More than 180 Leyton Orient Supporters' will travel to northern France to visit the First World war battlefields of the Somme, over the weekend of July 12 and 13.
And, accompanied by members of the Royal British Legion, they’ll be visiting the resting places of three former Clapton Orient footballers who made the ultimate sacrifice on the Somme back in 1916.
During World War One professional sport, particularly football, was very much frowned upon. So the FA and the War Office decided to get the public on their side by forming a 'Footballers' Battalion. One of the many 'Pal's Battalions' formed at the time, it would eventually become officially known as the 17th Middlesex Regiment.
Clapton Orient Chairman, Captain Henry Wells-Holland, who had wanted since the outbreak of WW1 to form a platoon made up entirely of Clapton Orient footballers and staff, assisted the FA with their plans. A meeting was held at Fulham Town Hall on December 16, 1914 for all footballers interested – and ten Clapton Orient players signed up. In the weeks and months which followed, more and more players enlisted into the 17th Middlesex.
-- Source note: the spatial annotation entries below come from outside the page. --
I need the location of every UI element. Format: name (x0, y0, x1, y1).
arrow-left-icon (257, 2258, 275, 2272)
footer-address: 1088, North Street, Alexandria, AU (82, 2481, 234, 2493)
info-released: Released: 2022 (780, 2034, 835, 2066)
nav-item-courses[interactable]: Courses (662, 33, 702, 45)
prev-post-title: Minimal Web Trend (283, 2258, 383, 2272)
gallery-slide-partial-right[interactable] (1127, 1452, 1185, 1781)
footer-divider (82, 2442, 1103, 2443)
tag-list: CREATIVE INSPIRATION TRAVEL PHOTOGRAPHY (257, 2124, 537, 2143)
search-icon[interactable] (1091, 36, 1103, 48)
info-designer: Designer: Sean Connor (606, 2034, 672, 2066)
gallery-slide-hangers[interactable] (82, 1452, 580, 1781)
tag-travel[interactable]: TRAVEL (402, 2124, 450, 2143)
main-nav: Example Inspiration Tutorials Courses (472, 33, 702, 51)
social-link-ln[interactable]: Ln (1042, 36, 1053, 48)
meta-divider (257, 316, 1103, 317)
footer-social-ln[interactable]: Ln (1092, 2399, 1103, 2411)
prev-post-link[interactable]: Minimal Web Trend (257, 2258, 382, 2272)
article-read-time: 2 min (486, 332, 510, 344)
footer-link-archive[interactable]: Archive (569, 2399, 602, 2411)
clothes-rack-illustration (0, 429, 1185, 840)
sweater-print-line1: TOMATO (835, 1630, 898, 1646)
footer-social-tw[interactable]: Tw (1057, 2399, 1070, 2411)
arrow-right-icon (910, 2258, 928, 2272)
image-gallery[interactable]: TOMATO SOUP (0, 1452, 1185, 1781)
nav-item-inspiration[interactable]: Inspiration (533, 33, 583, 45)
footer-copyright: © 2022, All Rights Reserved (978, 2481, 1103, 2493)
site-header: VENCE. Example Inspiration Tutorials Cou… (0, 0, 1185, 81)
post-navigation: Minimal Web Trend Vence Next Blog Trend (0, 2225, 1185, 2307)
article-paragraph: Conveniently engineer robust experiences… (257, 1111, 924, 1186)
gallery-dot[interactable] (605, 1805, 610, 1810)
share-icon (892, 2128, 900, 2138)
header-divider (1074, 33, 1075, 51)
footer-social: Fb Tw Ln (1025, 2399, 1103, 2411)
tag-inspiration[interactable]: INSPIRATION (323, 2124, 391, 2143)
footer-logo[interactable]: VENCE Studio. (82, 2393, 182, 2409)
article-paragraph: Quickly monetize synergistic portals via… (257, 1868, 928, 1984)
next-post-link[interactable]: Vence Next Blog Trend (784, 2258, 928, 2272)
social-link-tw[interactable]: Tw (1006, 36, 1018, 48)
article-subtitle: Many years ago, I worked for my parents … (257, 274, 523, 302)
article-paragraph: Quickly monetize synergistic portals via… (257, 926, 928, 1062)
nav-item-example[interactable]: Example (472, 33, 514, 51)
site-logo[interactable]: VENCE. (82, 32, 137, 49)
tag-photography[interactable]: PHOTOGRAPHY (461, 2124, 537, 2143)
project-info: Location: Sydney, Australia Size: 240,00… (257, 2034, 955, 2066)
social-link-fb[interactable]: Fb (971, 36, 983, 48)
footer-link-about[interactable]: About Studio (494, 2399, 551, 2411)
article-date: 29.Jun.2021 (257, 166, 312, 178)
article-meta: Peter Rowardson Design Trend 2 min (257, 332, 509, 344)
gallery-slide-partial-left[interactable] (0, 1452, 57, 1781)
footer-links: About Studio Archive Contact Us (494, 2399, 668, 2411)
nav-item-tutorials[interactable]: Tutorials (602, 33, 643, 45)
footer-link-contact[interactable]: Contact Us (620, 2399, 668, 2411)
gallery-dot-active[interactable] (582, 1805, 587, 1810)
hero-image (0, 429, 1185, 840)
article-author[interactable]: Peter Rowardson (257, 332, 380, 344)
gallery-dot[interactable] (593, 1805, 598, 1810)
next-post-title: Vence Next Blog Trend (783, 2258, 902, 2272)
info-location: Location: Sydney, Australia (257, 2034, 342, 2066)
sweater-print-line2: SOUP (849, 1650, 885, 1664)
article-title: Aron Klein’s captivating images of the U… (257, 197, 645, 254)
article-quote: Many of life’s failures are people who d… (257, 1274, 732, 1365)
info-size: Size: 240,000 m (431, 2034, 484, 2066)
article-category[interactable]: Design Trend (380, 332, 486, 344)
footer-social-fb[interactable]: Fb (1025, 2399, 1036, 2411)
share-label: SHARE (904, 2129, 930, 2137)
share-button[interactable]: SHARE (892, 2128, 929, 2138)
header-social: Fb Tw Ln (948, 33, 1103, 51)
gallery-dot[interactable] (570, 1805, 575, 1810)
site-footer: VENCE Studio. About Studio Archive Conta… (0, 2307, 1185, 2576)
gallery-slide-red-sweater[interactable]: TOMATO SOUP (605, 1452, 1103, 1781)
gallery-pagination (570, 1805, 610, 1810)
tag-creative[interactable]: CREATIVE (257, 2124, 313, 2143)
So the O's were the first Football League Club to enlist en masse, and some forty one players and staff from Clapton Orient saw active service during World War One.
Three lost their lives - Company Sergeant Major Richard McFadden MM F/162 October 23 1916 (68 goals in 142 O's games, Private William Jonas (July 27, 1916) 23 Goals in 74 O's games and Private George Scott ( August 16, 1916), 34 Goals in 213 O's games.
Sergeant Major McFadden was something of a hero. Before he joined up, he’d already saved the lives of both a man trapped in a burning building, and a small boy who was drowning in the river Lea. Whilst on the front line in France, McFadden frequently went out into no-mans land to bring back wounded colleagues, and was awarded the Military Medal for his bravery.
Leyton Orient Deputy Chairman Steve Jenkins, who has written a book entitled They Took The Lead about Clapton Orient's major contribution to the Footballers' Battalion during the Great War, said: “Leyton Orient Football Club is very proud of its service in the Great War and continues to remember the O's who fell. Sadly, the Orient have been even more closely connected with military loss much more recently, too, with the sad loss of Private Robert Foster, who lost his life in Afganistan in late Summer 2007. Robert was a former steward at the Orient, while his father is chief fire safety officer at the Matchroom Stadium.